Coastal development and pollution — not to mention a temperature increase due to global warming — have also played a role in coral-reef decline worldwide. Whereas bottom trawling has already wiped out half of the cold-water coral along the Norwegian Shelf, scientists say that nearly 60 percent of the world’s remaining reefs are at risk of being lost in the next three decades.
And experts assure us that the loss of reefs won’t affect plant and animal species alone. Forty percent of the world’s human population lives within 40 miles of the coast, and roughly 3.5 billion people depend on the ocean for their primary food source.

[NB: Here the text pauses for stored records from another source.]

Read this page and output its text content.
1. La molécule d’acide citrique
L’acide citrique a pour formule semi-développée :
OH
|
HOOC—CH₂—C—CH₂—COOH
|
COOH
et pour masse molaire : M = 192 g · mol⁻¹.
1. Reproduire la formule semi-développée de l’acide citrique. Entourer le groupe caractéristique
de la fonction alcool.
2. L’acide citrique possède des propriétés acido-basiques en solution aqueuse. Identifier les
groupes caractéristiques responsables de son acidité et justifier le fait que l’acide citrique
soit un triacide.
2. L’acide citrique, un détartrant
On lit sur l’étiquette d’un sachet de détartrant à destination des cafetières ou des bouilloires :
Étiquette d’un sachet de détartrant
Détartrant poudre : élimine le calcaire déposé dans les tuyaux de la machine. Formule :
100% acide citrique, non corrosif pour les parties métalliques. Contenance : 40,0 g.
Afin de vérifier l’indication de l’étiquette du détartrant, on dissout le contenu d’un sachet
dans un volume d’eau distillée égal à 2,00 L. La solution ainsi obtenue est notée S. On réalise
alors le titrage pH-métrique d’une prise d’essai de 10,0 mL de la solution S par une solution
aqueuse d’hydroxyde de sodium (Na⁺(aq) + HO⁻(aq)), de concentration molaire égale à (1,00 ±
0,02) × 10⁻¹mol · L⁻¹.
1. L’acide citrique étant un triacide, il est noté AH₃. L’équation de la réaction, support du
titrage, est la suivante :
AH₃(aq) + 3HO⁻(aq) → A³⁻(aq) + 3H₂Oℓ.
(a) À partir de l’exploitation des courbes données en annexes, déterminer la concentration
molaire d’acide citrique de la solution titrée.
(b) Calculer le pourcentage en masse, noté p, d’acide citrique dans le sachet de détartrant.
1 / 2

By protecting both warm- and cold-water coral reefs, humans could help increase fish size and quantity. But while half of the global fish catch is done on a small-scale, local level — 95 percent of it, or 80 million tons, comes from near-shore waters — illegal, unregulated, and subsidized commercial fleets are threatening the fish stocks for all.
What is needed, according to the U.N., WWF, and others who worked on the report, is an increase in governance and marine protected areas. But the high seas, which cover half the earth’s surface, fall beyond national jurisdiction and are therefore harder to conserve by law. In addition, subsides for large-scale commercial fishing range from $15 billion to $20 billion a year, encouraging rather than discouraging overfishing.
At the 2002 World Summit on Sustainable Development in Johannesburg, governments committed with time-bound targets to ending unsustainable fishing practices, restoring depleted fish stocks, and creating more marine protected areas.
Currently, less than half of 1 percent of marine habitats are protected, and 70 percent of the world’s fisheries are either being harvested at a maximum level or beyond their sustainable limit. In 1998, 75 percent of the world’s reefs were affected by coral bleaching.
In short, our global environment leaders are telling us that the situation is far from good.
“This is a wakeup call for the world,” said Cripps of WWF, “and we have to act now.”